MySQL does have some clear advantages over PostgreSQL in some situations. On the whole, MySQL tends to be faster. For many web applications, query speed may be the most important factor. MySQL also has more stable, tested replication and clustering options available. MySQL is also somewhat better at handling binary data stored in the database (we discuss this at length later in the chapter). For many web applications, MySQL may be a clear win.

SQLite

SQLite is a minimalist database that is excellent for small projects. Although it does not support many fancy features, it is a great choice for projects that will not grow very large. It supports ACID transactions ^[33] out of the box. SQLite is a library that is linked into your program; there is no server process to speak of. The library code residing in your application's process space accesses a database file.

SQLite provides no concurrency, as there is no server process to enforce the ACID properties. Therefore, it uses file-level locking: the entire database file is locked at the filesystem level during a transaction. Still, for many small applications, it fits the bill perfectly. It is a good replacement for data that may have been stored in flat files, as it supports most of the SQL-92 standard and would be easy to migrate to a more traditional DBMS as needs grow.

Microsoft SQL Server

Though Rails grew up in the Linux/Unix world, it has developed great community support for the Windows platform as well. Not only are Microsoft SQL Server database connections supported in Rails, there are also provisions for connecting to SQL Server from a Linux-based systems as well, using the FreeTDS library. Instructions are at http://wiki.rubyonrails.org/rails/pages/HowtoConnectToMicrosoftSQLServerFromRailsOnLinux; FreeTDS is available from http://www.freetds.org/.

From a Windows client, the standard approach is to use Ruby-DBI (a Ruby database-independent adapter) with ADO. The configuration looks like this:

	development:
	  adapter: sqlserver
	  host: server_name
	  database: my_db
	  username: user
	  password: pass

Your configuration may vary, depending on the version of SQL Server and the ADO libraries you have installed. Once the database configuration is in place, the standard ActiveRecord API methods can be used to manipulate data.

Oracle

Rails supports Oracle versions 8i, 9i, and 10g through the ruby-oci8 library, http://rubyforge.org/projects/ruby-oci8/ which supports the OCI8 API. Windows, Linux, and OS X are supported as clients.

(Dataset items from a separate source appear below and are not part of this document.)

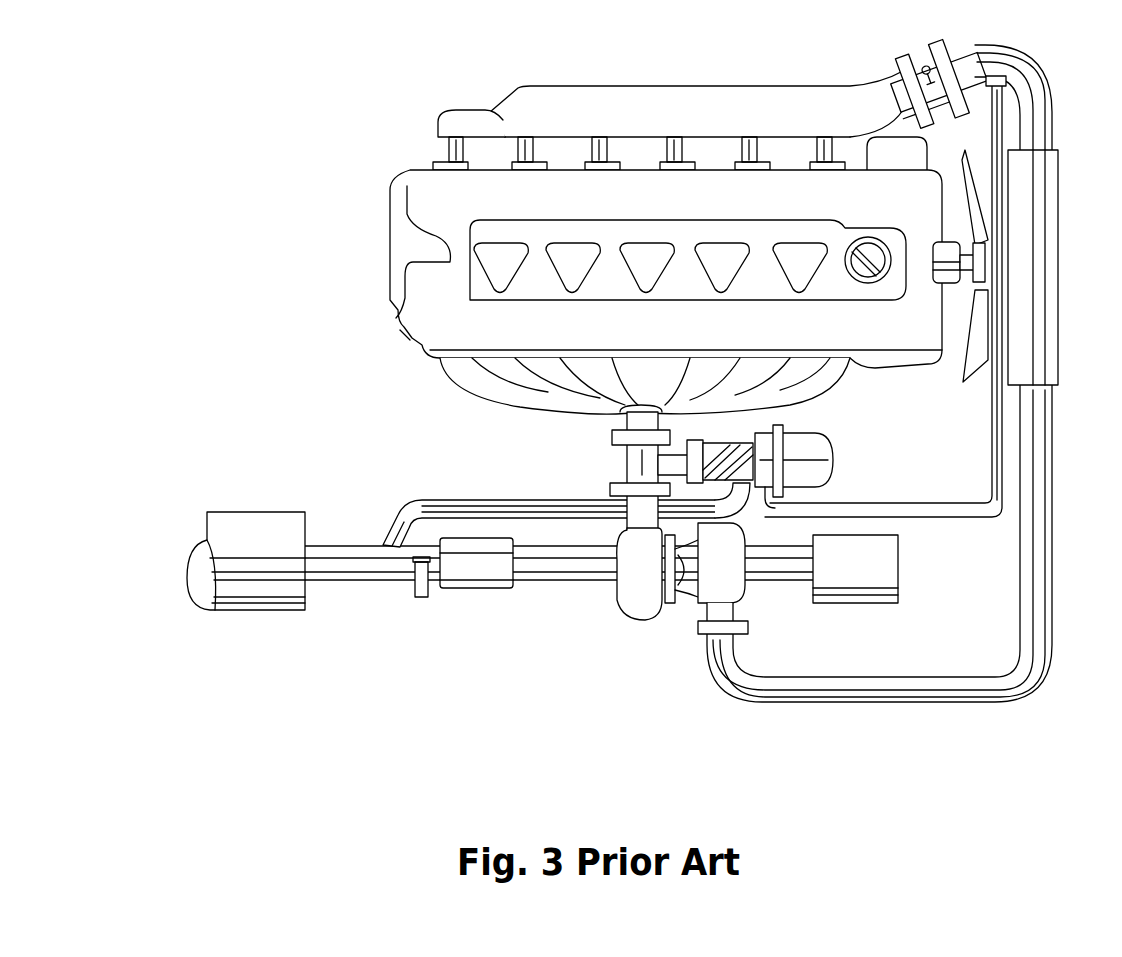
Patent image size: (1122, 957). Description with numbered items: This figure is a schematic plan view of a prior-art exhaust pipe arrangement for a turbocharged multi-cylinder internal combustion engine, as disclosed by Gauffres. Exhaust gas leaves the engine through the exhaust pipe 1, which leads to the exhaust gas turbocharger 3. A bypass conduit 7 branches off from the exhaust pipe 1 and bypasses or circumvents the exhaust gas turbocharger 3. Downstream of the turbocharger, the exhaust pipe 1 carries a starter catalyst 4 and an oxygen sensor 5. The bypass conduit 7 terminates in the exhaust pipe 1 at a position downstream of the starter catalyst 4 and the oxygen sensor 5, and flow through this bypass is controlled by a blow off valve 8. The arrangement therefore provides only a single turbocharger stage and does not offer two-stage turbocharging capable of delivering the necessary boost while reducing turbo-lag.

The exhaust pipe 1 is at (590, 470).
The exhaust gas turbocharger 3 is at (620, 623).
The starter catalyst 4 is at (482, 589).
The oxygen sensor 5 is at (418, 598).
The bypass conduit 7 is at (452, 500).
The blow off valve 8 is at (728, 454).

The connection configuration is fairly standard, using oci as the connection adapter name.

However, the Oracle client library still maps net service names to connection specifications, so the host parameter provides a service name rather than a physical hostname:

	development:
	  adapter: oci
	  host: ORCL
	  username: user
	  password: pass

The ORCL in the preceding configuration corresponds to an entry in the TNSNAMES. ORA file, which will look something like this:

	ORCL =
	  (DESCRIPTION =
	    (ADDRESS_LIST =
	      (ADDRESS = (PROTOCOL = TCP)(HOST = srv)(PORT = 1521))
	    )
	    ...
	  )

Alternatively, you can provide the connection specification on one line with the Rails database configuration:

	development:
	  dapter: oci
	  host: (DESCRIPTION = (ADDRESS_LIST = (...)))
	  username: user
	  password: pass

The connection setup is the hardest part. Once the database is connected, Rails supports Oracle connections just as it does connections to any other DBMS. Stored procedures and other Oracle-specific syntax are available through the standard methods that expose an SQL interface, such as ActiveRecord::Base.find_by_sql.

^[30] Informally, DBMSs are often referred to as "databases." Consistent with industry practices, in this book "database management system" refers to the software package or installation thereof, while "database" refers to the actual data set being managed.

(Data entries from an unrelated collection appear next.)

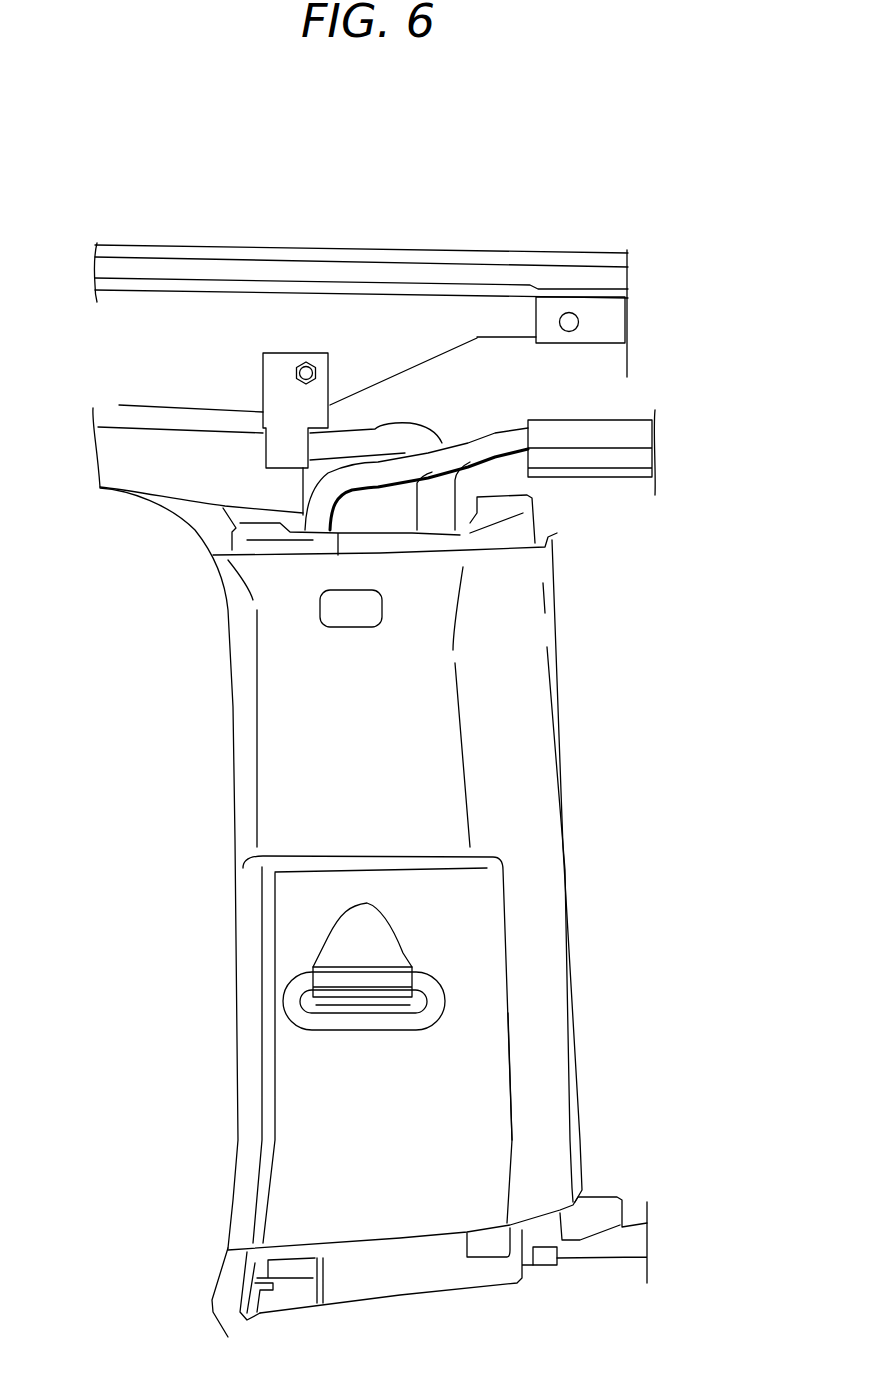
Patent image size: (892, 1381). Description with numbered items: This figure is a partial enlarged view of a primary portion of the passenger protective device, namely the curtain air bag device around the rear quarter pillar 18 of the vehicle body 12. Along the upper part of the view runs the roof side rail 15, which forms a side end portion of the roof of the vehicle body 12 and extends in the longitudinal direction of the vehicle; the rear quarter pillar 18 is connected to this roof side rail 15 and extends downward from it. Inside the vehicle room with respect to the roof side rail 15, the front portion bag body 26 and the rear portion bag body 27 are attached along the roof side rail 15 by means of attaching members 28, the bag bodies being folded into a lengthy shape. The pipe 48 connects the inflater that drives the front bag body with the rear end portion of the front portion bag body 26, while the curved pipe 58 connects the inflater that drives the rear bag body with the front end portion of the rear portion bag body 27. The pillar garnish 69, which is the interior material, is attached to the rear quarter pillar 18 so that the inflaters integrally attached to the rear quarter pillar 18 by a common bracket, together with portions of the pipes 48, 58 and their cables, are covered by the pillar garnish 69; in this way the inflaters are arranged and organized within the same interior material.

The vehicle body 12 is at (361, 272).
The roof side rail 15 is at (196, 245).
The rear quarter pillar 18 is at (228, 1252).
The front portion bag body 26 is at (177, 468).
The rear portion bag body 27 is at (610, 458).
The attaching member 28 is at (282, 372).
The pipe 48 is at (405, 408).
The pipe 58 is at (373, 448).
The pillar garnish 69 is at (407, 770).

^[31] Technically pronounced "post-gres-Q-L," and usually just called "Postgres." This is a contender for the least intuitive name in computing today. It has its roots in PostgreSQL's long-ago predecessor, Postgres, which did not support SQL.

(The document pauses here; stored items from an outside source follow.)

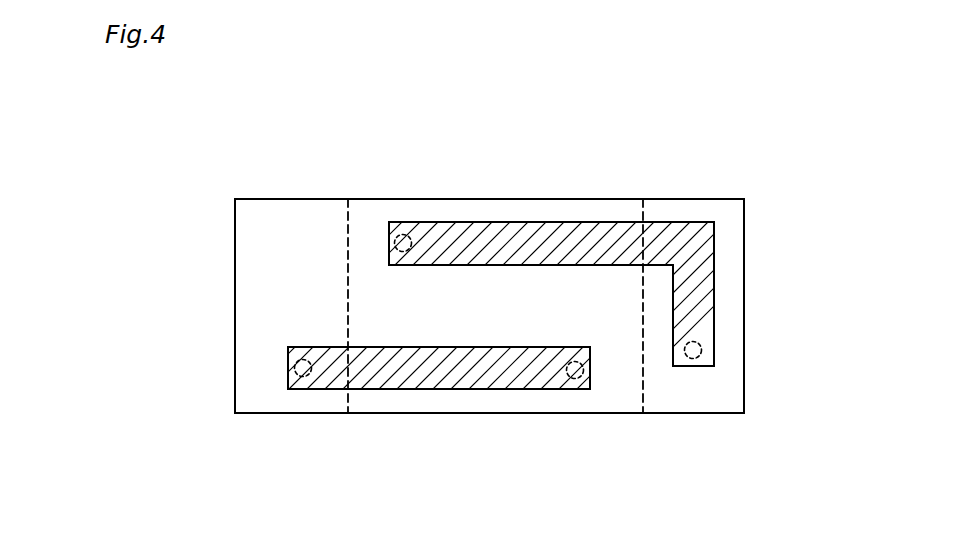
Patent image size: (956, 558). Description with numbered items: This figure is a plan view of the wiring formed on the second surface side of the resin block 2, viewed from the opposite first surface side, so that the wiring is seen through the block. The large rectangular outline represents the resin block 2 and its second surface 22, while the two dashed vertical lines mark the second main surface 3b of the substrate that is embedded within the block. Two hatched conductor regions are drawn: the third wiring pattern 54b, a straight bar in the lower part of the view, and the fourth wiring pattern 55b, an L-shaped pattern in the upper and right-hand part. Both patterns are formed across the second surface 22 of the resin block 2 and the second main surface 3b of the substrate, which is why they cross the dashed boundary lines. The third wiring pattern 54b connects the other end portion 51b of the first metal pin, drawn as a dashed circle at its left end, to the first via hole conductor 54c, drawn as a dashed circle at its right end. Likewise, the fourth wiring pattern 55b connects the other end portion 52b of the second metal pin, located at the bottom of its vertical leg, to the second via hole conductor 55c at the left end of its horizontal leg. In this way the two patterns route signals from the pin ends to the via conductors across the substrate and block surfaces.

The resin block 2 is at (248, 271).
The second surface 22 is at (289, 222).
The second main surface 3b is at (347, 237).
The fourth wiring pattern 55b is at (622, 232).
The second via hole conductor 55c is at (403, 234).
The other end portion of the second metal pin 52b is at (690, 358).
The third wiring pattern 54b is at (440, 378).
The other end portion of the first metal pin 51b is at (302, 378).
The first via hole conductor 54c is at (575, 379).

^[32] For a detailed look at how Postgres handles concurrency, including a summary of the potential problems and how Postgres handles them, see the documentation at http://www.postgresql.org/docs/8.2/interactive/transaction-iso.html.

^[33]ACID stands for Atomic, Consistent, Isolated, and Durable, which are necessary properties for transactional integrity within a database. See http://en.wikipedia.org/wiki/ACID for a full definition and explanation.